OK, so assuming the info in the sensor table is correct, the HTTP/JSON query I do to the specified IP address (and port) is working. And the status message says that starting logging was successful.

Are you saying that after that, nothing happens? Or is it just that the status message stays on "attempting connection" when it shouldn't?

Are you using telnet or http mode for the logging?

joe
 
Hmm. There actually is logging going on. I see the lines overlaying the horizontal axis.

No vertical axis, though. What do you have the temperature range set to in preferences?

joe
 
Pit Sensor Low 200 / High 250

Temp Sensor Low 200 / High 250 (actually had that mixed up with food sensor 1)

Set in Stoker preferences.

In Stoker X it's 50 / 300.
 
Strange,

This happened to a friend of mine this last week. And he was trying to use the exact same temperature min and max.

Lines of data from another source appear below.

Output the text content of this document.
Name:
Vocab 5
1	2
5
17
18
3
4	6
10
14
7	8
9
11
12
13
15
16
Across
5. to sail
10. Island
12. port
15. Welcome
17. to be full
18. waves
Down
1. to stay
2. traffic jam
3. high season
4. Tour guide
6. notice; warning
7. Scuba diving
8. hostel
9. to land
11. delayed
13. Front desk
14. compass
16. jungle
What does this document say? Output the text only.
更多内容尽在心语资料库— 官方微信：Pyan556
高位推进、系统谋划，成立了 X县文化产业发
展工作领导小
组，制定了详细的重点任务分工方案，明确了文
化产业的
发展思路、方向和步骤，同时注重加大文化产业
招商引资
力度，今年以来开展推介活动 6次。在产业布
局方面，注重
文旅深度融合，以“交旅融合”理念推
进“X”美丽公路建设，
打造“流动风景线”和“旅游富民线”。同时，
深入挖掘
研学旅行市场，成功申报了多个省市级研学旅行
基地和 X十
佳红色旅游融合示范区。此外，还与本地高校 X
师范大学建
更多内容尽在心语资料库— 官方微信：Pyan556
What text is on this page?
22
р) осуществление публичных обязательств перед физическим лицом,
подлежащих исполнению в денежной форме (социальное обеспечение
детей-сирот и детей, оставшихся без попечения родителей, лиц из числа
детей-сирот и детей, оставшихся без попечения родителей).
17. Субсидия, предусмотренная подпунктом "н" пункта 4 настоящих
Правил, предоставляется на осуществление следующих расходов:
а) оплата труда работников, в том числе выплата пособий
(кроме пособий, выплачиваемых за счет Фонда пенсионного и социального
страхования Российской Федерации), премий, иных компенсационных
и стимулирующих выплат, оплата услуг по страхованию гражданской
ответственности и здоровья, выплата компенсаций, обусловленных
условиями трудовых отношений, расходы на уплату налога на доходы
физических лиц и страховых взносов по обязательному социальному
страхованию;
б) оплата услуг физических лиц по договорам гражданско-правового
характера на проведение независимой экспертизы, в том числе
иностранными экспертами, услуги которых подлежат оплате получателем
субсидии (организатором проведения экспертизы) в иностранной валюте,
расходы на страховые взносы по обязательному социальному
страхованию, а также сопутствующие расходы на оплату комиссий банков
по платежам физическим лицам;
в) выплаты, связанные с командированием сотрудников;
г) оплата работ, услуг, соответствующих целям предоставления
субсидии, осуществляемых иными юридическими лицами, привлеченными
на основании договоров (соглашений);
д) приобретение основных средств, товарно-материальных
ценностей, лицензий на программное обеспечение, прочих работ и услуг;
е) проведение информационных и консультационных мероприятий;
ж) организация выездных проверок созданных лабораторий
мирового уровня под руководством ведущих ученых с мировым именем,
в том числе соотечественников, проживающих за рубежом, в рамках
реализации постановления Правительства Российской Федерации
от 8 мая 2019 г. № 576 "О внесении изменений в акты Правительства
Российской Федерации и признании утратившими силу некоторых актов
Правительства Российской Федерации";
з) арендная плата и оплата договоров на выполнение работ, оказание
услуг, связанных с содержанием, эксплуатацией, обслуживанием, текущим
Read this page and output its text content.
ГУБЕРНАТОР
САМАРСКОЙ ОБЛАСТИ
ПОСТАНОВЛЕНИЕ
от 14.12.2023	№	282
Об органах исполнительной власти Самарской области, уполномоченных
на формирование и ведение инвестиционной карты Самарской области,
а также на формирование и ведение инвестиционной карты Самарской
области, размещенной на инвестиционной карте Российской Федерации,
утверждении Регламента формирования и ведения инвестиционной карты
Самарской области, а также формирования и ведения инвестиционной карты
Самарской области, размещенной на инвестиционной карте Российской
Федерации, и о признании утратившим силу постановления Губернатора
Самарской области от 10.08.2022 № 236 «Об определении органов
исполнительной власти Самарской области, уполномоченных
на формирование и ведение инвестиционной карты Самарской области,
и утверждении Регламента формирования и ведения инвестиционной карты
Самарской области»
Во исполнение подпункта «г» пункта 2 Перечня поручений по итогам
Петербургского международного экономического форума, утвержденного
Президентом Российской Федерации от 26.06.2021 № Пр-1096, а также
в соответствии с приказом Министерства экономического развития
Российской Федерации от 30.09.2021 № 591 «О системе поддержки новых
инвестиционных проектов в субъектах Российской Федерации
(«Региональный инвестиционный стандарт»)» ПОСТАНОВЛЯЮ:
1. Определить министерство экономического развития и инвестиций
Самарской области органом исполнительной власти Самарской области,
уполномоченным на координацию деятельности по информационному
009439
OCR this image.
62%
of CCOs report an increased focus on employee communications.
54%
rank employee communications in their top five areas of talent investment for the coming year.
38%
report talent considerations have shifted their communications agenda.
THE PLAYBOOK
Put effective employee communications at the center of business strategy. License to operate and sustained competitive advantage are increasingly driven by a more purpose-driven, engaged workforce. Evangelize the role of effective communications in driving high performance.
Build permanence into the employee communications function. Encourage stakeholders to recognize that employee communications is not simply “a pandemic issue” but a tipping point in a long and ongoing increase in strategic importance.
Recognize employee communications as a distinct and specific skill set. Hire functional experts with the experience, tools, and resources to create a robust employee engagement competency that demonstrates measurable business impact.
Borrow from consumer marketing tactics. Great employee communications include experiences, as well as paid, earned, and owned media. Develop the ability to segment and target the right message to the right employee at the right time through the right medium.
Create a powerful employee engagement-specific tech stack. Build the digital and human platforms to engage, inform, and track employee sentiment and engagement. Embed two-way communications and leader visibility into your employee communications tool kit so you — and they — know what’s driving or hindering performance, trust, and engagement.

I had him change it to something more like 100 min and 240 max, and the y-axis came back. You might give it a try.......

Joe....are you trapping the y-axis range by any chance?
 
Originally posted by Marshall:

Joe....are you trapping the y-axis range by any chance?

Hmm. Not sure I'm doing any error checking on that. If the preferences are messed up, it could cause something like that. I'll take a look.

I'm converting to Xcode4 right now, so everything in my development environment is a bit messed up. I'll try to look at it this week.